La voce che mi tormenta
Scritto da Jacopo, 5as il 29 Marzo 2010.
Caro amico,
sempre vagai alla ricerca d’un luogo immune alla fatica umana. Tu sai. Molto ho errato, ed invano ho cominciato il mio viaggio verso luoghi primitivi, ove la civiltà non aveva ancora contaminato lo stato di natura che vigeva in posti tanto affascinanti quanto pericolosi. Lì trovai una fatica mai provata, che non avrei mai creduto d’incontrare: la fatica di vivere. Una morsa mi prese mente e corpo. Non seppi che fare.
Non creder, però, ch’io intenda la fatica comune a tutti gli esseri che vivano in condizioni in cui la natura è antagonista alla stessa vita. La fatica di cui ti parlo è diversa.
È puramente mentale, concettuale. Non ha nulla a che fare con la fatica fisica. Ogni giorno mi tormentavano domande, domande che possono sembrar assurde, domande sulla fatica di continuare una vita sofferta, come la mia, come la tua, come quella di noi, tutti, esseri umani. Perché continuare tanta fatica? Perché perpetuare una vita tanto vana quanto sofferta?

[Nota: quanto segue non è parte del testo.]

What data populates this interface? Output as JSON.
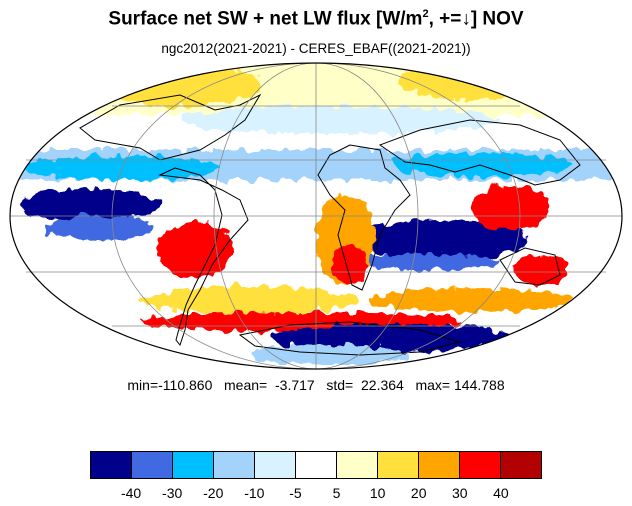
{
  "title": {
    "prefix": "Surface net SW + net LW flux  [W/m",
    "sup": "2",
    "suffix": ", +=↓]  NOV"
  },
  "subtitle": "ngc2012(2021-2021) - CERES_EBAF((2021-2021))",
  "stats": {
    "text": "min=-110.860   mean=  -3.717   std=  22.364   max= 144.788",
    "min": -110.86,
    "mean": -3.717,
    "std": 22.364,
    "max": 144.788
  },
  "projection": "mollweide",
  "colorbar": {
    "colors": [
      "#00008b",
      "#4169e1",
      "#00bfff",
      "#a3d3fb",
      "#d8f2ff",
      "#ffffff",
      "#ffffc8",
      "#ffe03c",
      "#ffa500",
      "#ff0000",
      "#b30000"
    ],
    "tick_labels": [
      "-40",
      "-30",
      "-20",
      "-10",
      "-5",
      "5",
      "10",
      "20",
      "30",
      "40"
    ]
  },
  "icons": {
    "map": "global-difference-map-mollweide"
  }
}
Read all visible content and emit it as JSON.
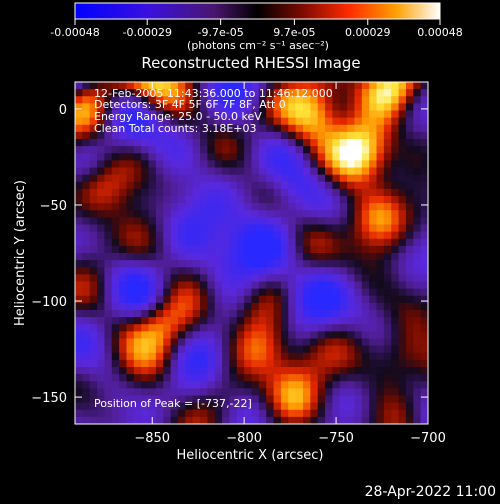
{
  "colorbar": {
    "tick_labels": [
      "-0.00048",
      "-0.00029",
      "-9.7e-05",
      "9.7e-05",
      "0.00029",
      "0.00048"
    ],
    "tick_values": [
      -0.00048,
      -0.00029,
      -9.7e-05,
      9.7e-05,
      0.00029,
      0.00048
    ],
    "range": [
      -0.00048,
      0.00048
    ],
    "unit_label": "(photons cm⁻² s⁻¹ asec⁻²)"
  },
  "title": "Reconstructed RHESSI Image",
  "annotations": {
    "time_range": "12-Feb-2005 11:43:36.000 to 11:46:12.000",
    "detectors": "Detectors: 3F 4F 5F 6F 7F 8F, Att 0",
    "energy_range": "Energy Range: 25.0 - 50.0 keV",
    "clean": "Clean      Total counts: 3.18E+03",
    "peak": "Position of Peak = [-737,-22]"
  },
  "footer_timestamp": "28-Apr-2022 11:00",
  "chart_data": {
    "type": "heatmap",
    "title": "Reconstructed RHESSI Image",
    "xlabel": "Heliocentric X (arcsec)",
    "ylabel": "Heliocentric Y (arcsec)",
    "xlim": [
      -892,
      -700
    ],
    "ylim": [
      -164,
      14
    ],
    "x_ticks": [
      -850,
      -800,
      -750,
      -700
    ],
    "x_tick_labels": [
      "−850",
      "−800",
      "−750",
      "−700"
    ],
    "y_ticks": [
      0,
      -50,
      -100,
      -150
    ],
    "y_tick_labels": [
      "0",
      "−50",
      "−100",
      "−150"
    ],
    "colormap": "RHESSI blue-purple-black-red-yellow-white",
    "value_range": [
      -0.00048,
      0.00048
    ],
    "peak_position": [
      -737,
      -22
    ],
    "hot_regions": [
      {
        "x": -737,
        "y": -22,
        "intensity": 1.0
      },
      {
        "x": -760,
        "y": -2,
        "intensity": 0.85
      },
      {
        "x": -718,
        "y": 12,
        "intensity": 0.8
      },
      {
        "x": -728,
        "y": -58,
        "intensity": 0.7
      },
      {
        "x": -850,
        "y": 12,
        "intensity": 0.6
      },
      {
        "x": -880,
        "y": -40,
        "intensity": 0.6
      },
      {
        "x": -845,
        "y": -110,
        "intensity": 0.7
      },
      {
        "x": -790,
        "y": -125,
        "intensity": 0.65
      },
      {
        "x": -775,
        "y": -150,
        "intensity": 0.6
      },
      {
        "x": -715,
        "y": -130,
        "intensity": 0.55
      }
    ]
  }
}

Queste domande affollavano la mia mente, che una volta, infantilmente, un po’ presa dall’apatia, cercava un modo per non affaticarsi troppo… Il mio vagare, credevo, mi sarebbe servito per cercare un posto, su questa terra, ove tutto fosse già pronto, ove non occorresse faticar per procurarsi ciò di cui si ha bisogno. Mi sbagliavo! Incontrai ben altre difficoltà, che procurarmi cibo ed un riparo.
Per sfuggire a tanti problemi e alle troppe domande che ormai m’avevano contaminato fin il corpo, scappai! Mi diressi verso quella che una volta anch’io chiamavo ‘civiltà’, ove credei non sarei più stato solo coi miei dilemmi, ove potevo condividere tormenti ed opinioni.
Con qualche soldo raggiunsi Venezia, meravigliosa città, vinta dal tempo, con un fascino tutto suo, ineguagliabile centro d’arte e di cultura. Mi sembrò la scelta perfetta. Lo sfarzo dei suoi palazzi ed il fetore dei suoi canali m’avevano stretto il cuore in un abbraccio dolcissimo e soffocante ad un tempo.
Ma la gente lì non fu affatto gradevole. Trovai un astio indicibile in quella città, un’astio che mai mi sarei aspettato. Invece d’accomunarci, d’unirci tutti in una “social catena”, la fatica a vivere ci divide, ci separa, fa litigare i fratelli e combattere le madri.
Credei di morire, e per un poco lo sperai. Se solo avessi trovato pace, non mi sarei più tormentato. Mai più. Quanto è faticoso vivere!
Il Fato volle che ricominciassi a vagare… Continuai per anni la mia ricerca, la mia iniziale ricerca; tutto però mi ricordava i giorni passati in quei luoghi dimenticati da Dio, in quegli ambienti, in quei paesaggi, che tanto simili sono ai paesaggi dell’anima mia. Mi diressi fin in Asia, la lontana Asia, la terra della pace interiore (così, almeno, si dice), ove credei di trovar vita senza fatiche. M’avvicinai persino al Buddismo, invano.
Io cercavo l’illuminazione per raggiungere quello stato mentale che ci permette di non essere più schiavi del bisogno, così da non dover più faticare.
Egoisticamente, però, volevo raggiungerla subito. Mi sforzavo, senza risultati.
Impazzivo. La meditazione mi rivelò fatiche nuove. Infastidito, non pensavo ad altro che alla Fatica. Mio unico tormento, mio unico timore.
Sono tornato a casa da quasi due settimane ed ancora la mia condanna insiste. Mi dilania le carni e mi scuote fin a farmi perdere i sensi. Insiste. Non penso ad altro. Non posso pensare ad altro, ormai. Non darmi del codardo. Ormai ho deciso. La voce che mi tormenta tacerà. Per sempre. Tacerà! Insopportabile voce!
Caro amico, tu solo capirai il mio gesto. Mi compatirai? Pure tu hai sofferto ed hai tanto faticato nella vita. Tu mi sei sempre stato amico, ma per me eri come un fratello, un fratello maggiore, un maestro. Ed io ti volevo bene come a un padre. Capirai. Tu che, solo, sentirai la mia mancanza. Tu e solo tu. Ti chiedo perdono, ma i paesaggi dell’anima mia sono troppo oscuri. Non c’è quasi più luce in me, e la flebile fiammella che danza sola nel buio sta per spegnersi. Perdonami, amico mio.